Benini is Alive and Well and Living in Evinston

Freeport News, 1978

By Richard Campbell

November 20, 1978, page 1 (The People Page)

Benini was born in Imola (northern Italy) in 1941. He showed very strong artistic abilities as far back as his elementary school years.

Throughout the years, Benini has practiced and painted with watercolors and tempera. three years in the Italian Army, Benini began to paint with oil colors in a “Post-Impressionist” technique. During this period, he created mostly landscapes and still-lifes bearing the influence of Cezanne, Pissarro and Morandi, the master from nearby Bologna.

Thirteen years ago, Benini left the “crowded” Italy to look for a “clean new place where I could take my mind off traffic, and pollution, and concentrate in creating.” He found it in beautiful Freeport /Lucaya where he lived up until a year ago. In November, 1977 Benini disappeared and has been globe trotting ever since.

Although he often returns to Grand Bahama to visit close friends, the majority of the population who only knew him as Benini. (He says they refer to him as “ The Great Benini”) may be pleased to know that he is alive and well living in Evinston.

Where is Evinston? That’s a small town in the United states lust outside of Micanopy, which is just outside of a number of small towns in Florida.

Just prior to leaving Freeport, Benini lived quietly in a lavish houseboat docked in a marina near Howard Hughes’ Xanadu Beach Hotel.

Today, believe it or not the Great Benini, now lives downtown Evinston, just across from the post office.

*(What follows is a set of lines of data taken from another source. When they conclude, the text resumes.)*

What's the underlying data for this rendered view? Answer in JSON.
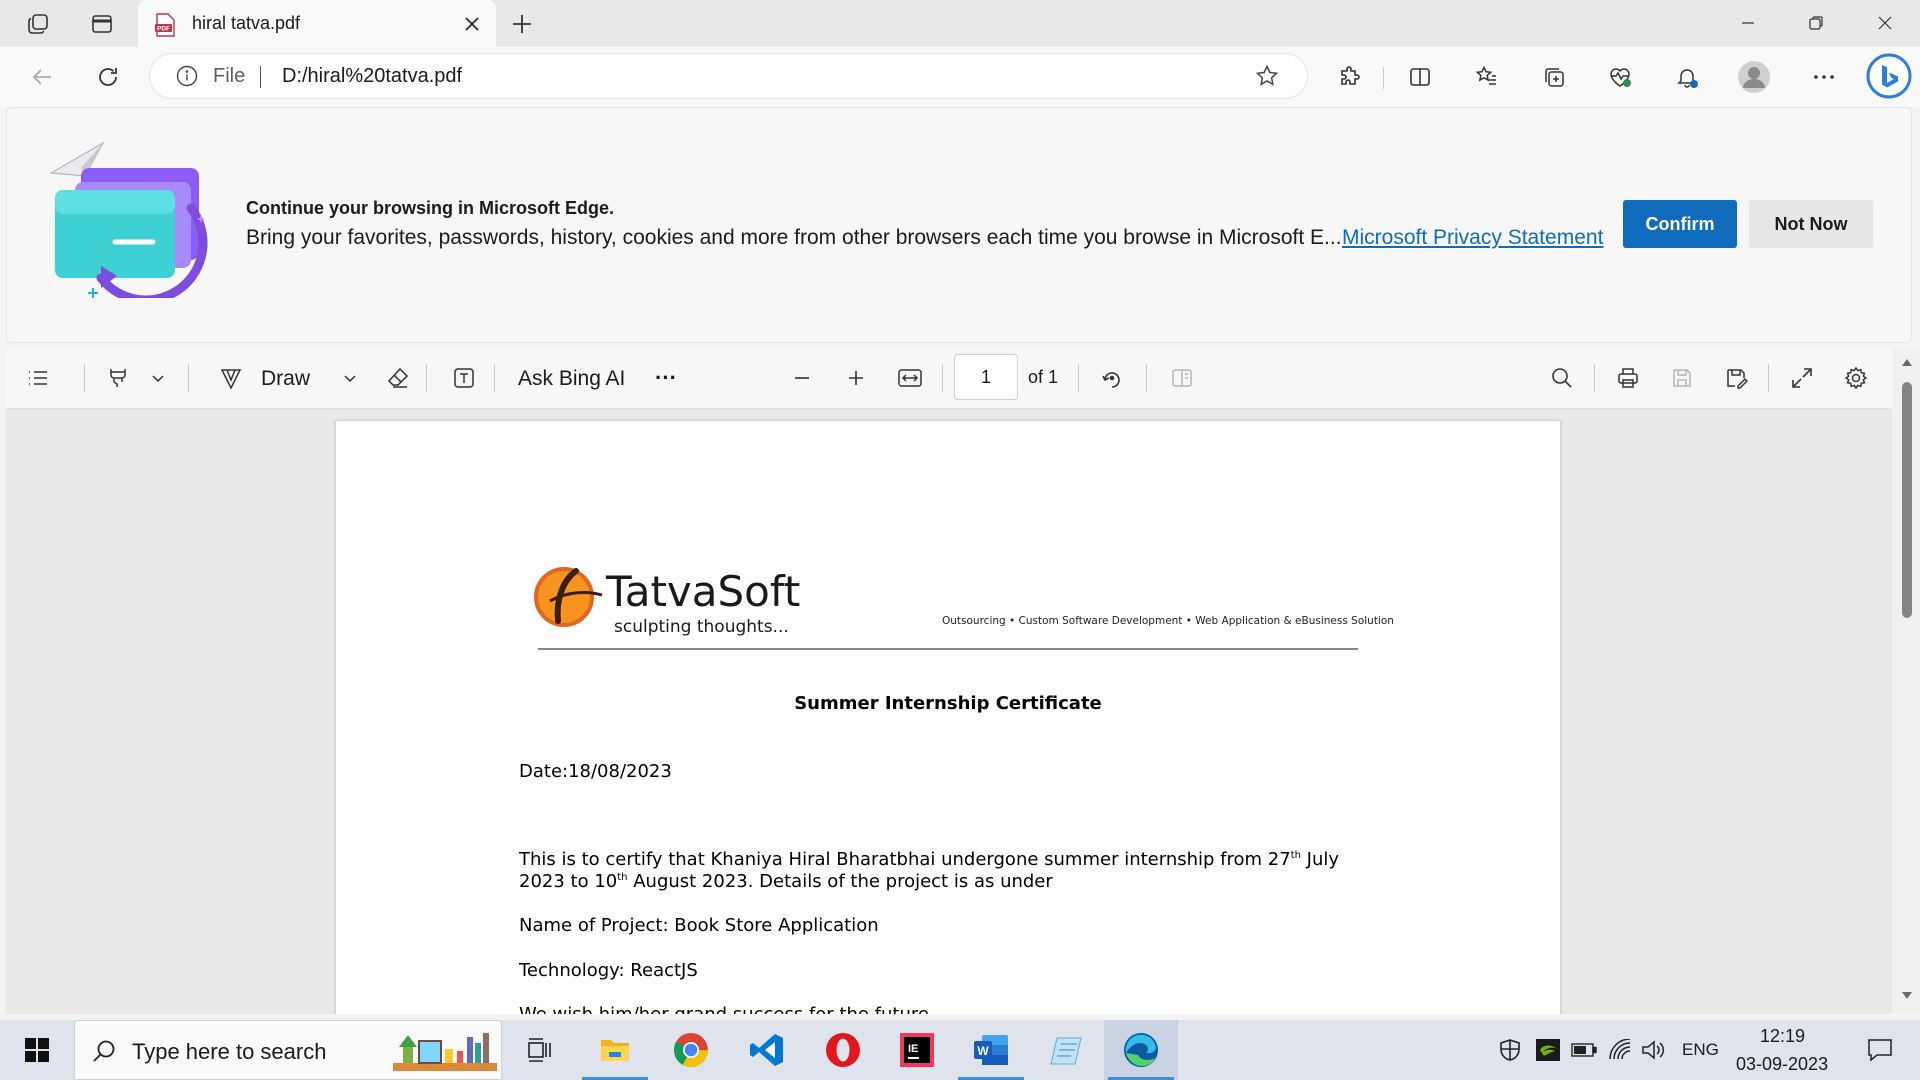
{
  "browser": {
    "tab": {
      "title": "hiral tatva.pdf",
      "icon": "pdf-icon"
    },
    "address": {
      "scheme_label": "File",
      "url": "D:/hiral%20tatva.pdf"
    }
  },
  "banner": {
    "title": "Continue your browsing in Microsoft Edge.",
    "text": "Bring your favorites, passwords, history, cookies and more from other browsers each time you browse in Microsoft E...",
    "link": "Microsoft Privacy Statement",
    "confirm_label": "Confirm",
    "notnow_label": "Not Now"
  },
  "pdf_toolbar": {
    "draw_label": "Draw",
    "ask_bing_label": "Ask Bing AI",
    "more_label": "···",
    "page_current": "1",
    "page_total_label": "of 1"
  },
  "document": {
    "logo_name": "TatvaSoft",
    "logo_tagline": "sculpting thoughts...",
    "header_tagline": "Outsourcing • Custom Software Development • Web Application & eBusiness Solution",
    "title": "Summer Internship Certificate",
    "date": "Date:18/08/2023",
    "para_a": "This is to certify that Khaniya Hiral Bharatbhai  undergone summer internship from 27",
    "para_sup1": "th",
    "para_b": " July",
    "para_c": "2023 to 10",
    "para_sup2": "th",
    "para_d": " August 2023. Details of the project is as under",
    "project": "Name of Project: Book Store Application",
    "technology": "Technology: ReactJS",
    "wish": "We wish him/her grand success for the future."
  },
  "taskbar": {
    "search_placeholder": "Type here to search",
    "language": "ENG",
    "time": "12:19",
    "date": "03-09-2023"
  },
  "colors": {
    "accent": "#0f6cbd",
    "taskbar": "#dfe3ec",
    "page_bg": "#e9e9e9"
  }
}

One would tend to think that an artist might not be able to concentrate and create living “downtown”.

But, in the town where Benini now lives, everyone else who also lives in that town also lives downtown. The population is just under 100. The artist who considers himself a Freeporter at heart – or a Bahamian for that matter – resides in a six-story home he purchased last year. The structure was built about 100 years ago.

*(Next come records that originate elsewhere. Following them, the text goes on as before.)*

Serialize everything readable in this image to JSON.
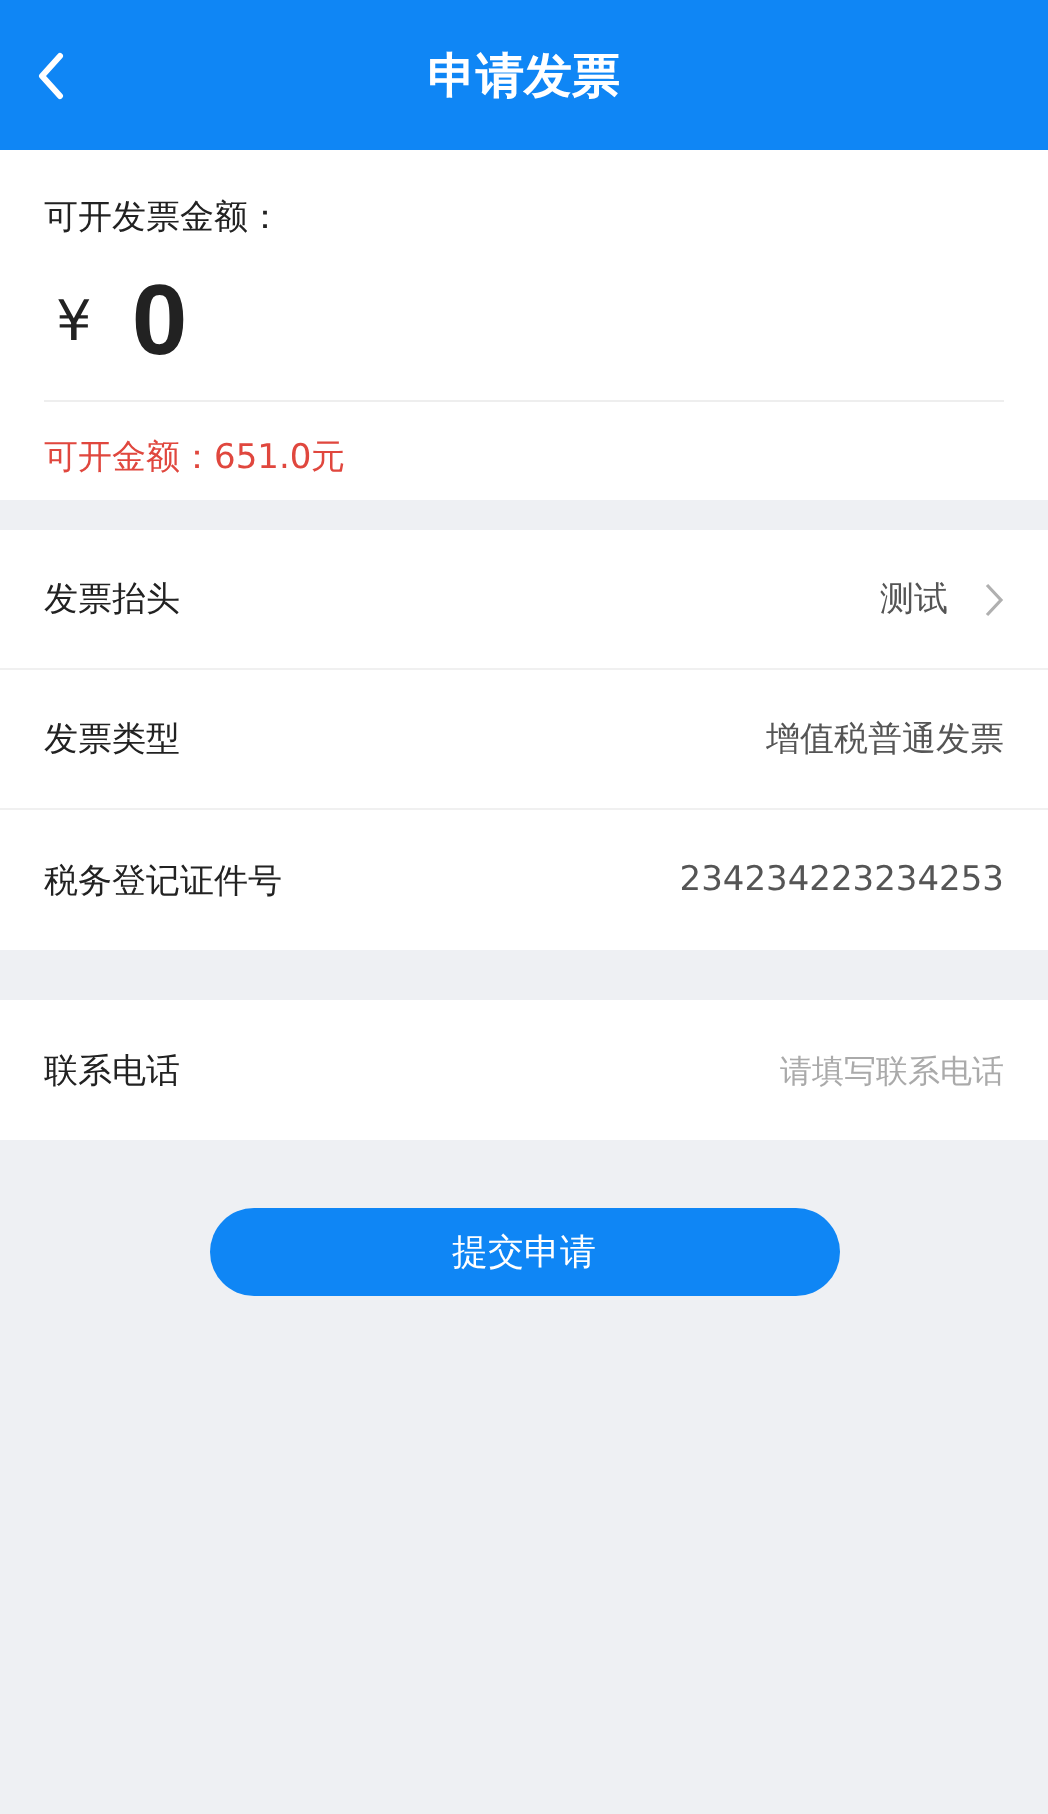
{
  "header": {
    "title": "申请发票"
  },
  "amount": {
    "label": "可开发票金额：",
    "currency": "¥",
    "value": "0",
    "available": "可开金额：651.0元"
  },
  "sections": [
    {
      "rows": [
        {
          "kind": "link",
          "label": "发票抬头",
          "value": "测试"
        },
        {
          "kind": "text",
          "label": "发票类型",
          "value": "增值税普通发票"
        },
        {
          "kind": "text",
          "label": "税务登记证件号",
          "value": "234234223234253"
        }
      ]
    },
    {
      "rows": [
        {
          "kind": "input",
          "label": "联系电话",
          "placeholder": "请填写联系电话"
        }
      ]
    }
  ],
  "submit_button": "提交申请"
}
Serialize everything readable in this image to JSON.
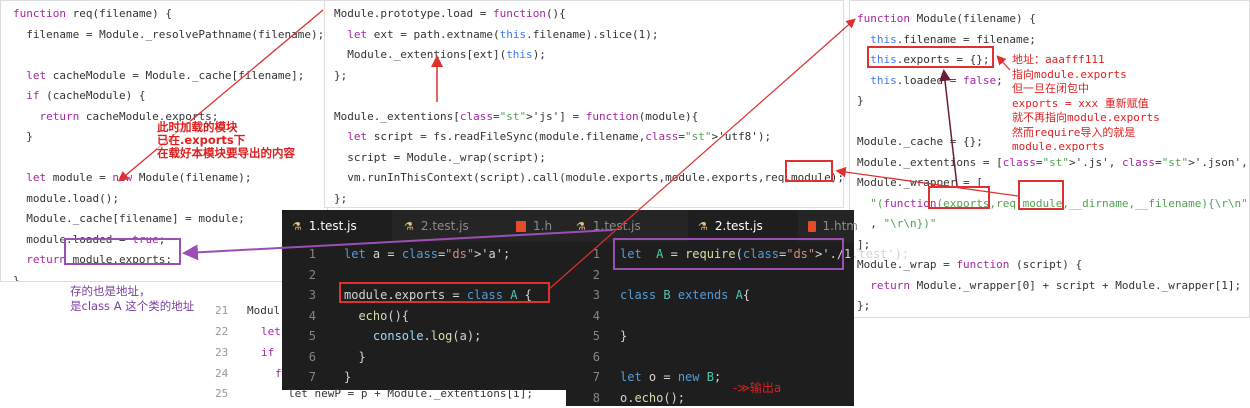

Although the exterior has remained untouched , as well as one room inside, the majority of the interior has been converted into modern décor. The walls in each are graced with paintings by himself and a few from other friend artists.

There are paintings everywhere.

In the kitchen. In the hall. In the smallish living room. It is Benini’s museum, his statement to himself more that anyone.

Benini’s canvases speak. They have voices and minds of their own. They tell stories, tales of love and death and vibrancy and nature. There are roses that are not really roses, but swirls of color and tone, pattern and light and shading. They are really designs of the mind, the inner Benini that rarely stays silent for long.

Although Benini the man is a maze of interests and contrasting experiences, he prefers to be seen in the light of his work rather than in the light of his own contributions in any conversation.

The “free and easy” life now lived by the artist, takes him from coast to coast in the United States – in his late model pickup truck.

And how has Benini adapted to the small town living in Evinston? Here’s an illustration.

When this writer visited him a few weeks back Benini spoke of a snake he had in his refrigerator. A dead snake that is – about four feet long. He said he was saving it for his neighbor who eats it.

“He eats snake?” I asked.

“Yes, You eat conch, don’t you?” he replied.

I answered affirmatively.

“Well just like you wouldn’t eat snake, he wouldn’t touch conch with a ten foot pole.” he ended.